Stock Bulls Counting on Zero Rates Brush Off Rising Yields
(Bloomberg) -- It’s going to take more than a quarter-point rise in bond yields to knock stock investors out of their euphoria.
That’s the message from the last 20 days in markets, where a steady rise in Treasury rates is doing nothing to derail another huge month for the S&P 500. While speculation has been rife that a back-up in yields is perhaps the only thing that could take a bite out of equity valuations, so far the increases haven’t been big enough for stock bulls to notice.
Longer-dated Treasury yields had their biggest run-up in two months Thursday after Chairman Jerome Powell announced that the central bank will target an average inflation rate of 2%, a target that policy makers have failed to consistently hit. Stock investors, who are sitting on gains of more than 50% since March, focused on their preferred narrative -- that Powell’s remarks essentially codify an intention to keep stimulus flowing, maybe for years.
“Given the S&P 500’s foray (however brief) above 3,500, it’s difficult to argue the spike in rates is troubling investors in the stock market,” wrote BMO Capital Markets Strategist Ian Lyngen in a note Thursday. “Instead, the unifying theme in both asset classes appears to be that of confidence in the Fed’s ability and willingness to make policy accommodation a semi-permanent feature of the U.S. economy.”
Despite Thursday’s bump higher, real interest rates -- which strip out the effects of inflation -- remain deeply negative near -1%, boosting the appeal of equities and other asset classes. While a “self-sustaining economic recovery” could pressure real rates higher, the market’s a good 100 basis points away from that being a concern for stocks, according to David Donabedian.
“What we’ve seen so far on the interest rate front has been perfection for equities.

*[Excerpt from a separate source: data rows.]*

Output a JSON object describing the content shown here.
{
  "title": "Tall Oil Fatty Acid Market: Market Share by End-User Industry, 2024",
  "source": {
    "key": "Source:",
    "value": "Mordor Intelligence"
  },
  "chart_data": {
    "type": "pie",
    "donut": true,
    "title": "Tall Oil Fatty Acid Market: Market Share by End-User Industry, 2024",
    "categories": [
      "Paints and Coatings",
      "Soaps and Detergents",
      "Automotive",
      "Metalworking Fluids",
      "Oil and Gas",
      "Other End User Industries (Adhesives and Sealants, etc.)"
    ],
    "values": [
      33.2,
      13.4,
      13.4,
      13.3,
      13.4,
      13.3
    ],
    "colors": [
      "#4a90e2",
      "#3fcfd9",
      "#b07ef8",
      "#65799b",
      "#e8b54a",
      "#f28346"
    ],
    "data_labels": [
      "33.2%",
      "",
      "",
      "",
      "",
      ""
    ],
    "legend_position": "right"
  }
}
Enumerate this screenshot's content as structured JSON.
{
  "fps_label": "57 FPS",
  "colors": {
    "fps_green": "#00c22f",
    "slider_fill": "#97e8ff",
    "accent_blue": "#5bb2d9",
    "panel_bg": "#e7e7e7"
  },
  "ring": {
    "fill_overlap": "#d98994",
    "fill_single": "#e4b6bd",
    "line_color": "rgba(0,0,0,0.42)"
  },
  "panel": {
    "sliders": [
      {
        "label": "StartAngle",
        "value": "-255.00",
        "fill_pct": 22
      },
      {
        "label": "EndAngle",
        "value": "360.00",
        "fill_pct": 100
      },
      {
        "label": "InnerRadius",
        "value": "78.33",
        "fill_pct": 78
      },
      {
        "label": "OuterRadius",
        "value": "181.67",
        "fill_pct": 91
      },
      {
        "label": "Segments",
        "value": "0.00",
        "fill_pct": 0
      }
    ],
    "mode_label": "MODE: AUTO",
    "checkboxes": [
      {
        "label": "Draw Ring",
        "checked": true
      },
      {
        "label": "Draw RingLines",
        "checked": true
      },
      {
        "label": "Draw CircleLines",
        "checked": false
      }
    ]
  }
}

We’ve seen negative real rates, yet at the same time, the nominal yield curve has steepened,” said Donabedian, chief investment officer of CIBC Private Wealth Management. “So all of that is flashing green for growth and what the equity market wants to see.”
Yields on 30-year Treasuries hovered near two-month highs Friday after their biggest sell-off since early June following Powell’s speech at the central bank’s Jackson Hole conference. S&P 500 futures were 0.3% higher before the market open on Friday morning.
Rising Treasury rates in the face of strengthening economic data should buoy stocks as well, given that the rally would likely broaden out into less-loved sectors, according to Principal Global Investors. And should monetary stimulus remain on full-bore -- as the Fed has promised it will -- that also speaks to smooth sailing for stocks.
“If the reason for the upward rise is a stronger economic outlook, equities should still perform well as you’d likely see a rotation from defensives to cyclicals, from growth to value, which would uphold the equity performance,” said Seema Shah, chief strategist at Principal Global Investors. “If the Fed accompanies the improved economic outlook with a reassurance that they will keep policy very loose, then that argues against a sharp spike in yields, and easy financial conditions will support equities.”
Signs of such a rotation were on display Thursday. Beaten-down shares of financial and insurance companies -- which tend to falter in low-rate environments -- led the S&P 500 higher. Meanwhile, duration-sensitive technology stocks were among the day’s biggest laggards, after powering much of 2020’s stock market rebound.
“Higher yields will put pressure on the Nasdaq 100,” said Peter Tchir, head of macro strategy at Academy Securities. “It won’t hurt other sectors and should even help financials.”
Still, there will come a point when Treasury yields rise to a level that forces a re-think of equity valuations, according to Morgan Stanley’s Mike Wilson, whose best-case scenario sees the S&P 500 rising to 3,700 by June 2021. Assuming that the bank’s economic recovery outlook goes according to plan and Congress delivers another round of much-anticipated fiscal stimulus, 10-year yields could test 1.5% next year, he said.
“That would have a dramatic impact on valuations, not just for stocks but all asset categories,” Wilson, Morgan Stanley’s chief U.S. equity strategist, told Bloomberg Television and Radio. “Gold and some of these other assets have really gone up because rates have come down, particularly real rates. And if that dynamic were to change abruptly, then we would see a reset.”